# At 363K, the vapour pressure of A is 21kPa and that of B is 18 kPa.

Question:

At $363 \mathrm{~K}$, the vapour pressure of $\mathrm{A}$ is $21 \mathrm{kPa}$ and that of $\mathrm{B}$ is $18 \mathrm{kPa}$. One mole of $\mathrm{A}$ and 2 moles of $\mathrm{B}$ are mixed.
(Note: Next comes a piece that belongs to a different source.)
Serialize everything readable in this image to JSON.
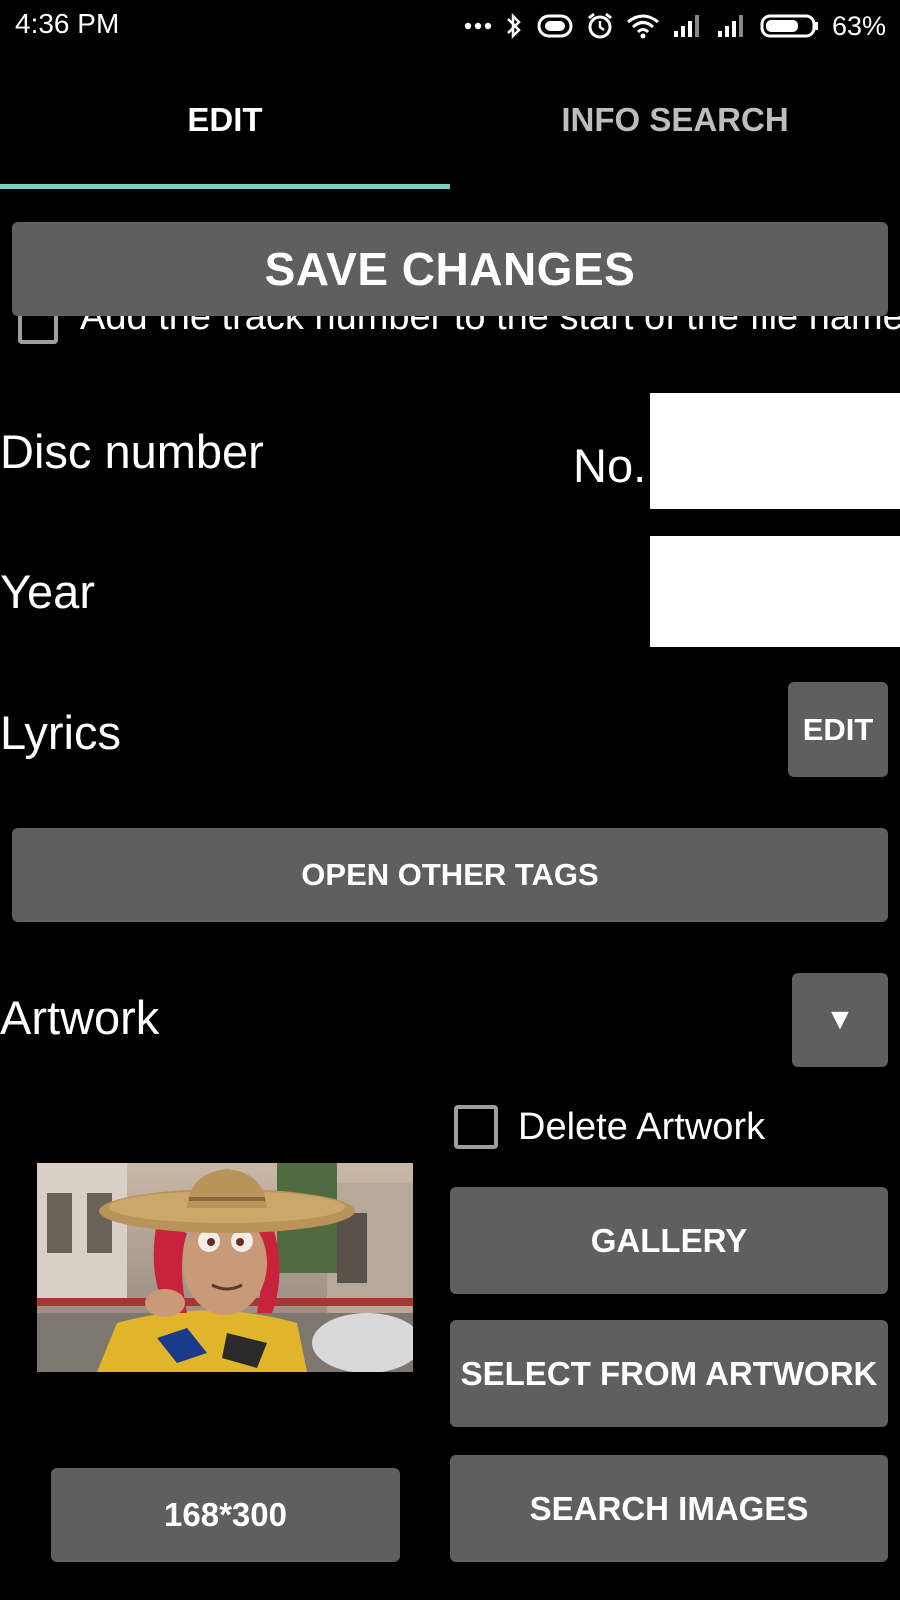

Assuming that this solution is ideal, the vapour pressure of the mixture is____________ $\mathrm{kPa}$. (Round of to the Nearest Integer).

Solution:

(19)

Given $\mathrm{P}_{\mathrm{A}}^{0}=21 \mathrm{kPa} \quad \Rightarrow \mathrm{P}_{\mathrm{B}}^{0}=18 \mathrm{kPa}$

$\rightarrow$ An Ideal solution is prepared by mixing mol $\mathrm{A}$ and $2 \mathrm{~mol} \mathrm{~B}$

$\rightarrow X_{A}=\frac{1}{3}$ and $X_{B}=\frac{2}{3}$

$m$ Acc to Raoult's low

$\mathrm{P}_{\mathrm{T}}=\mathrm{X}_{\Lambda} \mathrm{P}_{\mathrm{A}}^{0}+\mathrm{X}_{\mathrm{B}} \mathrm{P}_{\mathrm{B}}^{0}$

$\Rightarrow \quad \mathrm{P}_{\mathrm{T}}=\left(\frac{1}{3} \times 21\right)+\left(\frac{2}{3} \times 18\right)$

$\Rightarrow \quad \mathrm{P}_{\mathrm{T}}=7+12=19 \mathrm{KPa}$